Pikachu Setengah Dua Pagi
Di suatu pagi, setengah dua pagi, dengan mata sayu dan kaki gontai, aku menyandarkan bahu di kursi depan sebuah mobil travel
Pagi ini, setelah tidur dulu dua jam sepulang bekerja, aku kembali bergegas ke tempat peruntunganku selanjutnya,
Kupikir hanya aku yang lelah dengan dunia yang itu-itu saja,
awal pekan menanti akhir pekan, setibanya akhir pekan tidur-tiduran hingga senin kembali menjelang
kupikir juga di usia kerja seperti ini rasanya sulit sekali untuk bisa sakit, tidak bisa berlama-lama di atas kasur untuk istirahat,
harus lekas bergegas mengejar apa?
apa yang kita — orang dewasa kejar —
hidup untuk makan atau makan untuk hidup?
Aku bersandar pagi itu, yang seharusnya tidur nyenyak di atas kasur untuk kerja kembali esok harinya,
Aku melihat Pikachu — pria berkostum pikachu dengan kaki telanjang pukul setengah dua pagi —
mana ada kendaraan yang masih mau berkeliaran dan membuka jendelanya untuk sekedar memberi recehan pada pikachu setengah dua pagi?
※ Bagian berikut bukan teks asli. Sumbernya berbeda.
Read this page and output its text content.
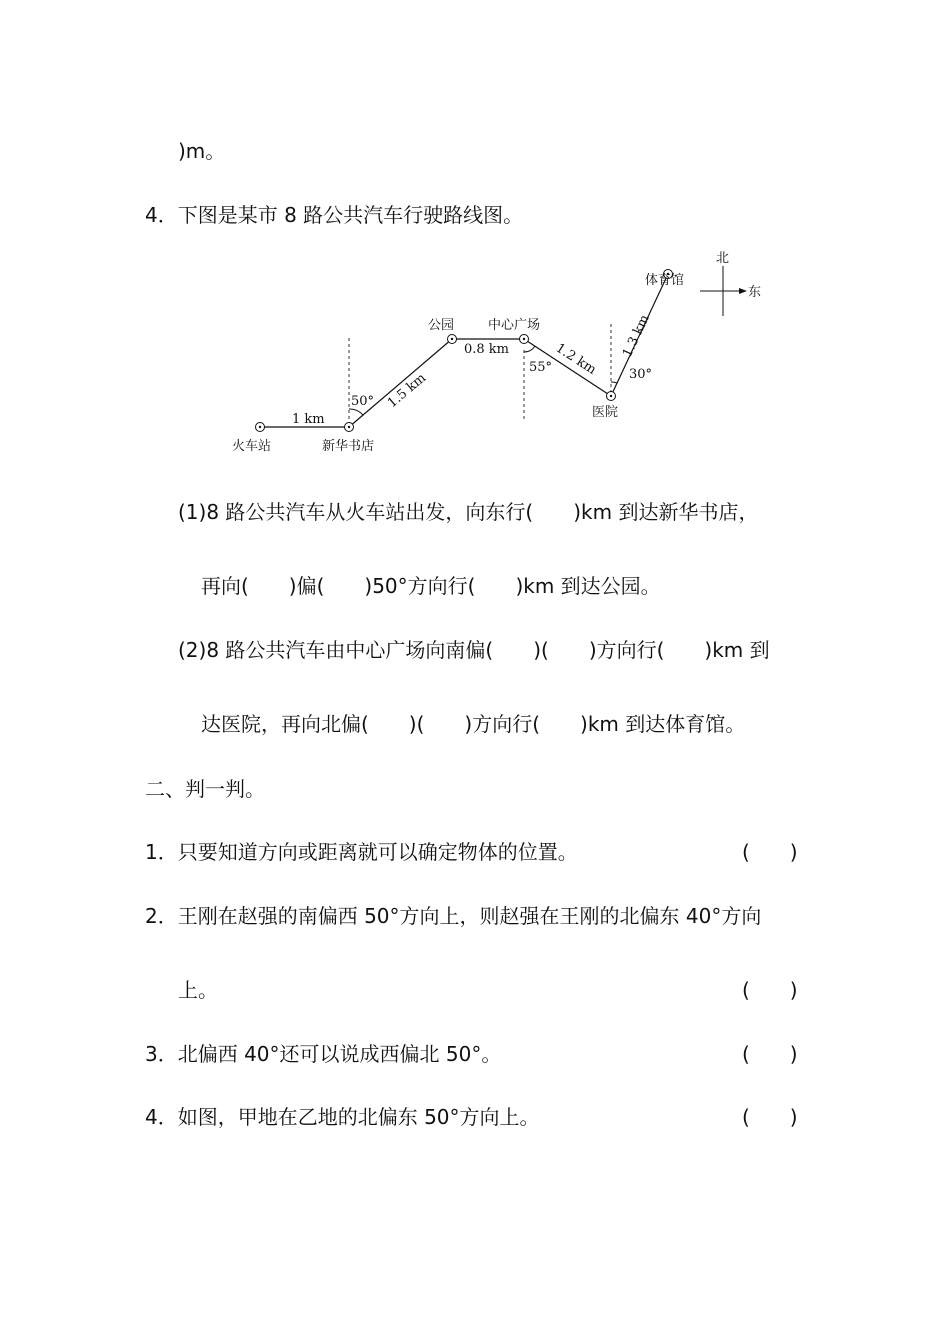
)m。
4．下图是某市 8 路公共汽车行驶路线图。
火车站	新华书店
公园	中心广场
医院
体育馆
1 km
1.5 km
0.8 km	1.2 km 1.3 km
50°
55°	30°
北
东
(1)8 路公共汽车从火车站出发，向东行(　　)km 到达新华书店，
再向(　　)偏(　　)50°方向行(　　)km 到达公园。
(2)8 路公共汽车由中心广场向南偏(　　)(　　)方向行(　　)km 到
达医院，再向北偏(　　)(　　)方向行(　　)km 到达体育馆。
二、判一判。
1．只要知道方向或距离就可以确定物体的位置。	(　　)
2．王刚在赵强的南偏西 50°方向上，则赵强在王刚的北偏东 40°方向
上。	(　　)
3．北偏西 40°还可以说成西偏北 50°。	(　　)
4．如图，甲地在乙地的北偏东 50°方向上。	(　　)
atau seseorang yang keluar dari mini market setengah dua pagi dan memberikan dua ribuannya pada pikachu bertelanjang kaki
Aku semakin kerdil, menutup mata, tertawa dalam hati, menangis dalam hati, seperti mendengar kabar bahagia seorang teman, — tersenyum karena bahagia serta menangisi nasib diri yang tak dinamis —
tanggung jawab yang sebenarnya tidak ingin kita ambil, semestalah yang memberikannya tiba-tiba pada kita, seiring usia yang menua, menuntut kita untuk menganggap kebosanan rutinitas itu baik-baik saja, patut disyukuri memang, namun kita juga dituntut jangan mengeluh
Kehidupan yang tak pernah kubayangkan akan terjadi saat dulu aku duduk mendengarkan guru mengoceh mengundang kantuk,
Kehidupanku yang normal, menjadi orang biasa — orang dewasa yang bekerja — mencari peruntungan dan kebahagiaan di setiap akhir pekan dengan tidur seharian, atau jalan-jalan, atau makan makanan kesukaan, lalu beranjak ke senin lagi —
Kehidupanku yang bukan siapa-siapa, bukan orang penting, bukan selebgram, bukan manusia populer yang setiap orang mengenal sosokku, bukan teman yang selalu diharapkan kehadirannya, bukan pula anggota keluarga yang selalu ditunggu di ambang pintu, hanya orang biasa yang kemudian merasa kerdil sekali setelah melihat Pikachu setengah dua pagi masih mencari rezeki
Bukan siapa-siapa yang istimewa, namun merindukan kehidupan bahagia di dunia dan kelak di surga, salahkah?